Apesar do progresso significativo alcançado em 2019 com a finalização da primeira etapa do tratado, o acordo enfrenta desafios para sua implementação. O texto acordado está sob constante revisão e tem enfrentado exigências adicionais, sobretudo por parte da União Europeia. Essas demandas são em grande parte influenciadas pela pressão de agricultores europeus preocupados com a concorrência dos produtos importados mais baratos e o aumento dos custos agrícolas.
Recentemente, a tensão aumentou com agricultores de países como França, Alemanha, Itália, Bélgica, Polônia, Romênia e Lituânia protestando contra o acordo. Esses protestos refletem as preocupações com o impacto potencial do acordo sobre a agricultura local na Europa, temendo que as importações do Mercosul possam afetar negativamente os preços e a sustentabilidade da produção agrícola europeia. Essa situação coloca em risco a implementação do acordo, que, apesar de oferecer significativas oportunidades econômicas para ambos os blocos, ainda precisa superar esses obstáculos políticos e sociais para ser concretizado.

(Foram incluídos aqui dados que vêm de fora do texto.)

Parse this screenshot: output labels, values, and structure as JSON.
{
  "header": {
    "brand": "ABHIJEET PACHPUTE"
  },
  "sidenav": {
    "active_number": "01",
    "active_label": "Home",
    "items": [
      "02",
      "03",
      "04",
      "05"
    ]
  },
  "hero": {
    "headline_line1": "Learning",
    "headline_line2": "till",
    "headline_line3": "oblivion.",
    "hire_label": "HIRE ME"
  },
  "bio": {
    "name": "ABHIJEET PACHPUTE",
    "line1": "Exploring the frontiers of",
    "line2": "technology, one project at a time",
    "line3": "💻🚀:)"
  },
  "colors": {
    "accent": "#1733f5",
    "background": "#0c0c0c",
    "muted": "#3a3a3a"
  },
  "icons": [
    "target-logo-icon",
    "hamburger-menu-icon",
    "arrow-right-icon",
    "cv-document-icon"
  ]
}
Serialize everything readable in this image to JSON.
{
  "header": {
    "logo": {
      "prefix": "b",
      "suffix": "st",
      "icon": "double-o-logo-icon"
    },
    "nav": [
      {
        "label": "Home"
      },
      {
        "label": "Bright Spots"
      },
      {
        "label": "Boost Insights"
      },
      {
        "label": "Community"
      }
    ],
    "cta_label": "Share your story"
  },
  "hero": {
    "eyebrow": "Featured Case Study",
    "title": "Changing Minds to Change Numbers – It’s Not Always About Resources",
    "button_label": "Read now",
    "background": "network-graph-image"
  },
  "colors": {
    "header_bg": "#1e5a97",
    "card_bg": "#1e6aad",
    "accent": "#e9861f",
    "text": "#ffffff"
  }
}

A recente manifestação de agricultores na França, bloqueando as principais rodovias de Paris, e a subsequente solicitação do presidente francês Emmanuel Macron à Comissão Europeia para abandonar o tratado com o Mercosul evidenciam o crescente descontentamento europeu com o acordo. Macron já havia expressado sua oposição ao acordo no passado, considerando-o “antiquado” e “mal remendado”.
Para os agricultores brasileiros, a potencial desistência do acordo traz preocupações significativas. Fernando Henrique Iglesias, analista da consultoria Safras & Mercado, aponta que o Brasil perderia a oportunidade de diversificar seus parceiros comerciais e diminuir sua dependência da China, que atualmente é destino de 36% dos produtos agrícolas brasileiros.
A Confederação da Agricultura e Pecuária do Brasil (CNA) tem uma visão mais complexa. Inicialmente, os produtores rurais consideravam o texto do acordo bastante favorável ao agronegócio brasileiro, devido à previsão de redução ou isenção de tarifas para várias mercadorias. No entanto, a situação se complicou nos últimos anos com a implementação, pela União Europeia, de uma lei que proíbe a importação de produtos oriundos de áreas desmatadas. A CNA argumenta que esta legislação europeia não está alinhada com as normas do Código Florestal brasileiro, criando um impasse que pode dificultar o comércio entre os dois blocos.
Essa discrepância entre as legislações ambientais da UE e as regulamentações brasileiras sobre uso do solo e conservação pode se tornar um obstáculo significativo para a implementação do acordo, colocando em risco as potenciais vantagens que ele poderia oferecer ao agronegócio brasileiro.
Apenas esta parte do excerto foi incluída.